Später hat sich herausgestellt, dass die, die uns dort begleitet haben, mit der Sicherheitsweste Gefangene sind und nicht, wie ich dachte, Bedienstete, die auf uns aufpassen sollten. Die zwei Gefangenen haben uns eine Führung im Gefängnis gegeben. Sie haben uns alles gezeigt und ein paar spannende Sachen erzählt. Eigentlich sieht es in Palmasola „ganz normal“ aus. Nicht wie ein Gefängnis, sondern wie eine eigene bolivianische Stadt. Das Gefängnis ist nicht in Hafträumen und Abteilungen aufgeteilt. Es ist eine Gefangenstadt. Es gibt eine Kirche, eine Bibliothek, ein Friseur und Restaurants bis hin zum Sportplatz, Läden und Werkstätten. Überall sieht man Leute, die ein ein wenig am Arbeiten und am Basteln sind. Viele verkaufen ihre Sachen am andere. Wir kauften ein kleines Andenken für unser „Erlebnis“ Gefängnis. Handys sind ebenso vorhanden, meistens aber nur in den Gebäuden. Sie sind nicht zu 100 % legal. Wenn man in Palmasola umherläuft, fühlt man sich wie verwunschen, teilweise sind die Sachen sogar besser intakt als in den barrios (Stadtviertel) draußen, weil es eher klein und kompakt ist. Auch Katzen, Hunde und Hühner laufen frei herum. Wenn jemand ins Gefängnis muss, kann er seine Tiere einfach mitbringen.

Wenn die Bediensteten nicht da wären, würde das Bild einer normalen Stadt verschwinden, weil sie sich kaum sehen lassen. Wir haben den ganzen Tag nur einmal jemanden vom Personal gesehen. Die Gefangenen regeln alles selbst. Sie haben eine Gruppe, die als Sicherheitsleute unterwegs sind – mit einer Weste gekennzeichnet. Teilweise gibt es Feste, Sportturniere oder Tanzwettbewerbe mit traditionellen Tänzen. Egal was, alles wird von den Inhaftierten organisiert. Während der Führung haben wir unser mitgebrachtes Brot verteilt. Am Nachmittag sind wir an einem kleinen Platz beim Sportplatz gewesen und haben gesehen, wie die Leute im Gefängnis die Zeit vertreiben, egal ob mit Fußballspielen, Musikmachen oder Dekosachen aus alten Bierdosen basteln. Denn haben wir wieder auf den Weg nach draußen gemacht. Wir haben unseren Pass abgeholt und erhielten nochmal einen Stempel, dass wir gehen dürfen.
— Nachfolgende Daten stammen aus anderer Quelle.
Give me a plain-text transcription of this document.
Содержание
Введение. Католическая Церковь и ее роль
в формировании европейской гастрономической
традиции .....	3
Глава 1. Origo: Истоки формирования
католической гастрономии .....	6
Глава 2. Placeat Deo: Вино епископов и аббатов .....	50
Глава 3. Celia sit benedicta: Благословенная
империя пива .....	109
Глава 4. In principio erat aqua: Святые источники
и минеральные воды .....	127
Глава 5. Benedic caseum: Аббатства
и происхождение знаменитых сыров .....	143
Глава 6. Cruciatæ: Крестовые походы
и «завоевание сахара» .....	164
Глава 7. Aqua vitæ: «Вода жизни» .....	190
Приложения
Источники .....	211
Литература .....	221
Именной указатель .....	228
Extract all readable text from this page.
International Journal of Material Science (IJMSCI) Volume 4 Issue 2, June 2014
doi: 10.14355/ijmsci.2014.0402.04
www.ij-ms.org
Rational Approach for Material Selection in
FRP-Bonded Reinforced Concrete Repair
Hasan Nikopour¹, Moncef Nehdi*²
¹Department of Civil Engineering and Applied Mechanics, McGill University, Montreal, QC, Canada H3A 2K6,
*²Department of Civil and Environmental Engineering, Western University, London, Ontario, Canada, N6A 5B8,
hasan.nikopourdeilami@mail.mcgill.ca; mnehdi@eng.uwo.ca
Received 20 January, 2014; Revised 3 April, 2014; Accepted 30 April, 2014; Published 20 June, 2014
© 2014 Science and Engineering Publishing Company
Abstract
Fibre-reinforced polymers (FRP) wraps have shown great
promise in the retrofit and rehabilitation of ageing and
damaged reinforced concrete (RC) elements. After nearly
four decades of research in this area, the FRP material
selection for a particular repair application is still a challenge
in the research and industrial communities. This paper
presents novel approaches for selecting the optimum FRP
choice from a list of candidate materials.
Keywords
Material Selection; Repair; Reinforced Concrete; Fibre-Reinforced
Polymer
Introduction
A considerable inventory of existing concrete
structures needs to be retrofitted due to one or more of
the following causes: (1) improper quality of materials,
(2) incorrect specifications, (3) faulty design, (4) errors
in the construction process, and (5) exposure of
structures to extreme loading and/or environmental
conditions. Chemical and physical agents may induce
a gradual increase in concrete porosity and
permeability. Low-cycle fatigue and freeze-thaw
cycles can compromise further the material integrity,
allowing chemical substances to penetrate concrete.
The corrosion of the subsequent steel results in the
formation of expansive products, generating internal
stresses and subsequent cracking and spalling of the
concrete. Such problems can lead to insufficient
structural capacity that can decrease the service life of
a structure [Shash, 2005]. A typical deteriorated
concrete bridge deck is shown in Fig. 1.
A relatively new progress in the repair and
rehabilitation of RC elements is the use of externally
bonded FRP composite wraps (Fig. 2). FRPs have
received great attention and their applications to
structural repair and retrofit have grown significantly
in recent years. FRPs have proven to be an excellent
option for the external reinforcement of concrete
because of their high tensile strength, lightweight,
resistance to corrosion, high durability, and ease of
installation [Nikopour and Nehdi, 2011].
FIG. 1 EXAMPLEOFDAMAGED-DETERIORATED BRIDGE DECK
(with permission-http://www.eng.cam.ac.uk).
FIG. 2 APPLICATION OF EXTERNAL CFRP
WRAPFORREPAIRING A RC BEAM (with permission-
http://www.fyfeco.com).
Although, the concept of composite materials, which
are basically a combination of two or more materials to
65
Vergessen, dass die meisten aus gutem Grund inhaftiert sind

Später wurde uns erzählt, dass es Leute gibt, die sich im Gefängnis ein besseres Leben aufbauen, als das, was sie vorher hatten. Zum Beispiel indem eine eigene Bäckerei dort haben. Einige von ihnen möchten manches Mal länger im Gefängnis bleiben, als sie eigentlich müssten. Das Gefängnis ist eine ganz andere Welt. Der Besuch dort bleibt bei uns eindrücklich in Erinnerung. Alle Inhaftierten, die uns begegnet sind, waren nett und offen. Sie waren bereit, uns ihr „Zuhause“ und das, was sie zeigen möchten, zu präsentieren. Als wir drinnen waren, habe ich fast vergessen, dass die meisten der Gefangenen aus gutem Grund dort sind. Manchmal muss man anderen Leuten ein Lernen zugestehen und ihre Vergangenheit eben Vergangenheit sein lassen. Besonders ein paar von unseren Vorurteilen vergessen. Denn eigentlich hat jeder etwas Gutes in sich.